Very often on the street I notice a
man wearing a suit that seems to be good fabric but somehow he doesn’t quite seem to belong to that suit. If I can get within a foot of him, I can see it is largely machine-made. Now machinemade clothing is durable and fine for a work suit that has to take hard wear. But the long, loose stitches of hand tailoring at strategic points give a ready-made suit resiliency that helps shape it to your individual form, and recover its shape between wearings.
Here are some of the ways you can tell a suit has at least some handwork: Lapels roll and don’t lie flat. Buttonholes have the crude stitches of hand tailoring instead of even machine stitches. The front of the jacket hangs smoothly. The sleeve lining is joined to the cuffs and to the body lining with long, loose stitches.
Fulness is an important clue to quality. Hold together a good and a poor shirt marked the same size and you’ll see the difference.
10: Buy for Greatest Return: One man swears that in the long run you save by buying the best socks. Another man says no, it doesn’t pay to spend much, he’d rather buy cheap ones even if he has to buy them more often.
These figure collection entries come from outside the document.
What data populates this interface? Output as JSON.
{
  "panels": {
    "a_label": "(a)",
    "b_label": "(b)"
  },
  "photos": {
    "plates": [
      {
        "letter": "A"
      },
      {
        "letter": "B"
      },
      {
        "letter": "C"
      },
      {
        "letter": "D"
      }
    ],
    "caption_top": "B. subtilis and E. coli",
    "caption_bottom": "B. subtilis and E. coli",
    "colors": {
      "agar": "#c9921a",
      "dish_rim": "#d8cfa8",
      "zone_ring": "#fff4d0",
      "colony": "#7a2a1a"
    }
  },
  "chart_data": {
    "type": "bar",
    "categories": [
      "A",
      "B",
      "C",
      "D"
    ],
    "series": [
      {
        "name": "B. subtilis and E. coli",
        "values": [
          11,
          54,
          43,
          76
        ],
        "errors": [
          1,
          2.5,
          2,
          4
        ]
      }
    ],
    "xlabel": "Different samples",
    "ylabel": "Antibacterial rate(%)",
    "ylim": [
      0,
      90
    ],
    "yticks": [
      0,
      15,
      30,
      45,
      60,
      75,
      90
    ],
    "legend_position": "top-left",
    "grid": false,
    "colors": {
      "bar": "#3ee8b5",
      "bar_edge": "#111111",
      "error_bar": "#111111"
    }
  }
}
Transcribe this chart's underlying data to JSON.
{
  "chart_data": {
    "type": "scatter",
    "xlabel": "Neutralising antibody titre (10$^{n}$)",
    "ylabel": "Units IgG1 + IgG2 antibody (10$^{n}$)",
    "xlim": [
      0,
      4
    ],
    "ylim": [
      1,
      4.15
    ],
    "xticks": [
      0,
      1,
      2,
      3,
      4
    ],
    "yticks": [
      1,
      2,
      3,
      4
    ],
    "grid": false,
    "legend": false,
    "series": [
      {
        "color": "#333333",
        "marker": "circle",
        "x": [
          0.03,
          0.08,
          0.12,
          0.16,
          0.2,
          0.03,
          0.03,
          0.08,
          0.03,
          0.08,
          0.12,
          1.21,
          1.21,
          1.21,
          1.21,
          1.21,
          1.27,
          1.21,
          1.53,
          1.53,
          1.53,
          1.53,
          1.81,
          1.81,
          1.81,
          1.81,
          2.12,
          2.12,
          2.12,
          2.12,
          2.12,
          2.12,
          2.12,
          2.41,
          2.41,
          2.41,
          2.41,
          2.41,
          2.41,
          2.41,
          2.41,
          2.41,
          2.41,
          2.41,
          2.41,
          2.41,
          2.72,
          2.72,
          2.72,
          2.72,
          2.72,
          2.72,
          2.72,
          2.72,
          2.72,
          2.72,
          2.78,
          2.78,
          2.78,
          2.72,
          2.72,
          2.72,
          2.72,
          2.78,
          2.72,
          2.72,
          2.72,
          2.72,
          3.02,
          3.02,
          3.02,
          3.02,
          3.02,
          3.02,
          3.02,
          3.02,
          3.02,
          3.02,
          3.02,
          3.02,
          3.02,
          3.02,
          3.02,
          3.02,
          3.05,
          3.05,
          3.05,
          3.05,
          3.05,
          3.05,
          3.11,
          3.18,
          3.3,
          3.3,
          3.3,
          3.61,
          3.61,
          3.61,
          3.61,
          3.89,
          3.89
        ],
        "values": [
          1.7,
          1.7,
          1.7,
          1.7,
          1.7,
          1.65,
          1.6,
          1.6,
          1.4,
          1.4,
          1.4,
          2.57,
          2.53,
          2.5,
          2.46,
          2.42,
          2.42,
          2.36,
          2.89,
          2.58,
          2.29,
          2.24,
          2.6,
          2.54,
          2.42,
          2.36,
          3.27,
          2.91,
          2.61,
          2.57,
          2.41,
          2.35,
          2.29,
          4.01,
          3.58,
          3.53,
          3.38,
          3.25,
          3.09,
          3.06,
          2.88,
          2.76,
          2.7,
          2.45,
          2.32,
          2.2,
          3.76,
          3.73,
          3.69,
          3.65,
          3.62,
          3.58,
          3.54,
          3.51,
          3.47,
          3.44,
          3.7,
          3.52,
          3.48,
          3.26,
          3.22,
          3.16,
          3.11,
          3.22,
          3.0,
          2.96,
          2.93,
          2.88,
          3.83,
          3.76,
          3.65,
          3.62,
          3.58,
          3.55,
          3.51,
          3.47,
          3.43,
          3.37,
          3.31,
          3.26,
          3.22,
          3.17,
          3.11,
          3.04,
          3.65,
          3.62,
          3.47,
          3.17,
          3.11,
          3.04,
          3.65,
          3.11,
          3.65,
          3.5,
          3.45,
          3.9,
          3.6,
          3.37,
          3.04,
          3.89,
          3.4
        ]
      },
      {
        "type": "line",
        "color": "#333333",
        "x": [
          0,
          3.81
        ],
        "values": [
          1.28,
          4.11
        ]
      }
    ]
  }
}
The truth is in the middle. It doesn’t pay to buy substandard quality. But on the other hand, the most expensive articles do not necessarily give you the most usefulness although they may supply extra style features. It’s the middle-price merchandise that offers basic quality at least cost.
You learn to be a sophisticated buyer gradually. More and more you’ll be able to pick the well-made suit or the versatile dress. And you can bet that the more you go by these 10 rules, the more you’ll save.